Patrick Okui pokui at psg.com
Fri Sep 4 12:10:23 SAST 2015


Hi Sara, all

On  31-Aug-2015 22:44:15 (+0300), Nishal Goburdhan wrote:
> and you can probably get to all of this from KRT ..  ;-)
> (c/f https://twitter.com/sara_alamin_h/status/638423741165367297)


Hmm. I didn't know google code wasn't available in السودان‎
is someone able to give me access to a vpn into Sudan for testing things
like these?

In anycase, Google Code is dead
<http://www.ghacks.net/2015/03/12/google-code-is-dead/> so the project
moved to <http://git.ganeti.org> and a read only mirror on github
<https://github.com/ganeti/ganeti>. The mailing list is still on google
groups AFAIK. Is that available in Sudan?


As to your original question, Nishal's questions help steer towards a
particular set of recommendations.

And yes, VMWare will likely do what you want plus the kitchen sink. The
problem is cost. psg.com was on vmware infrastructure but we had drive
failure and for our combination of controllers and disks there was no
way to get info about which drive failed without an upgrade to the next
major version. This would've cost about the same as buying the licenses
from scratch so we didn't do that.

At the bare minimum Microsoft, FreeBSD's bhyve, Sun's Xen, Linux's KVM
will let you create VMs and with shared (and/or replicated) storage you
can migrate between VM hosts.

If you have say KVM or XEN as the hypervisor and libvirt on top of it,
you can easily do even a live migration as long as the storage is shared
so nbd or drbd. The catch with this is these solutions is they don't
view the servers as nodes in a "virtualization cluster" more like
individual virtualization hosts. Last time I used proxmox they had the
same limitations but they seem to have added some high availability
clustering <https://www.proxmox.com/en/proxmox-ve>

In my presentation I mentioned Amazon are using opensource. Their
offering is based on Xen and openstack sitting on top of that. The magic
comes from the provisioning tools they've put on top of that. There are
a few projects to give you something similar talking to the openstack
api. I've stayed away fro openstack because I find the learning curve
way too high. Too many pieces have to work just right before you can get
started creating a single VM with it.

ganeti is my current favourite for "cluster style" solutions.
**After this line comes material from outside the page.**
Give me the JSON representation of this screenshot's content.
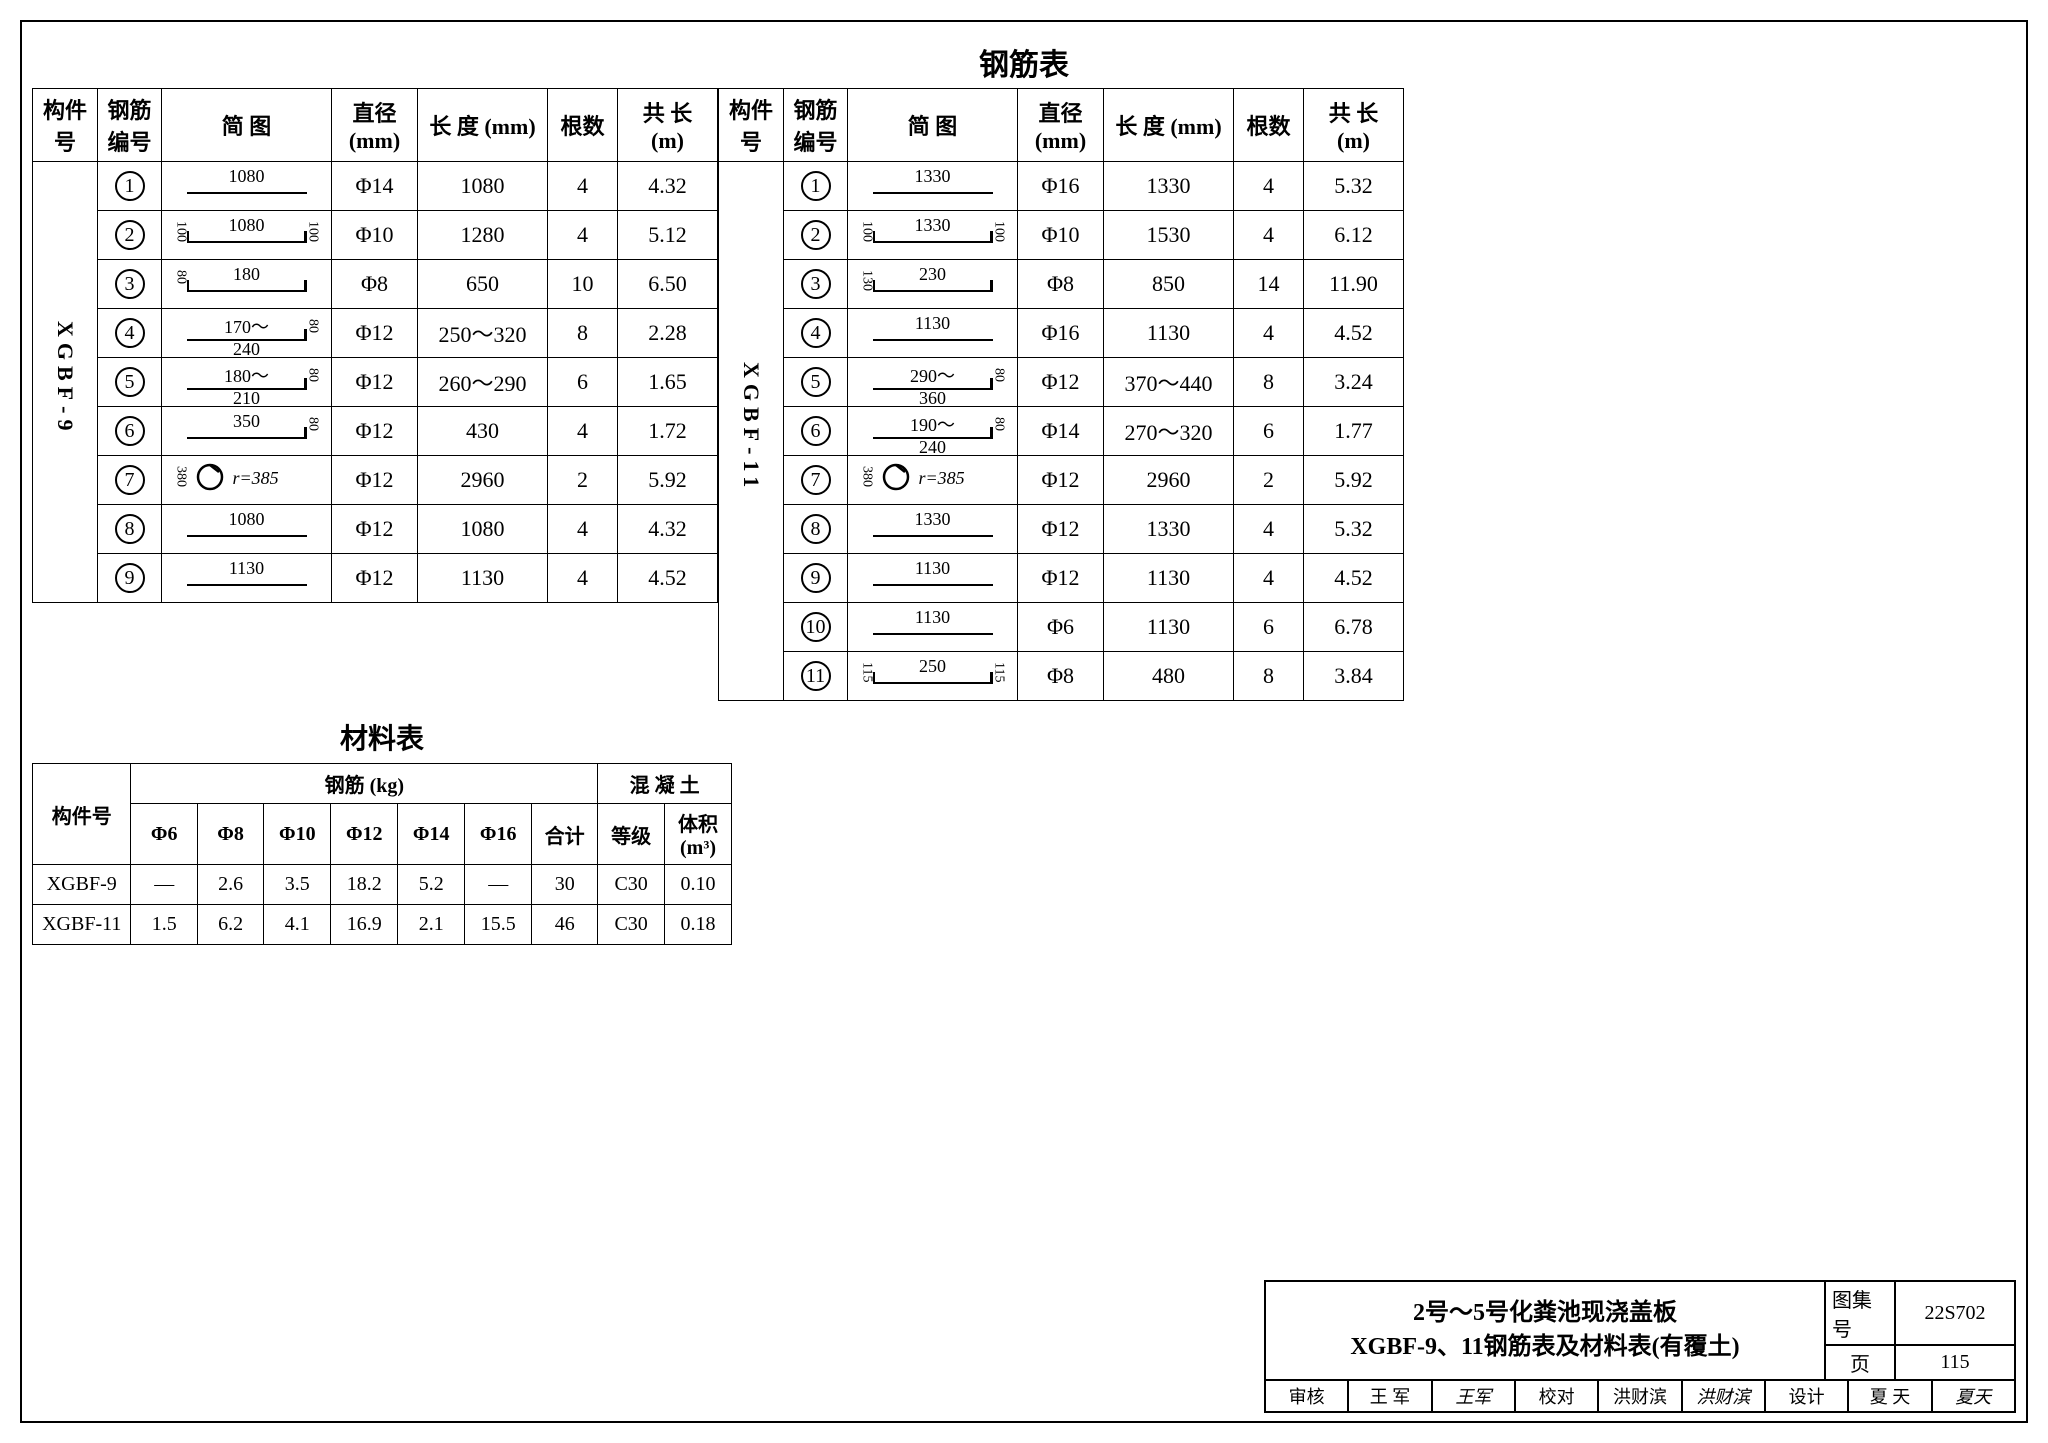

This is
what psg.com is running <https://wiki.rg.net/wiki/ForkLift> but gives
you a shell interface where you log in as root to the ganeti master to
issue commands.

Synnefo fills this gap by giving you a web gui for self provisioning etc
close to what you get with amazon AWS. There are still some missing
pieces by design. E.g failover incase a ganetti node collapses
(particularly the master) is not an automatic event. It has to be done
manually (or by some monitoring system) to avoid split brain issues.

The last time I did a workshop based on these concepts was early this
year at SANOG. You could take a look at
<https://nsrc.org/workshops/2015/sanog25-virtualization/wiki/Track2Agenda>
and see if you find anything useful there.

Let us know what you end up going with.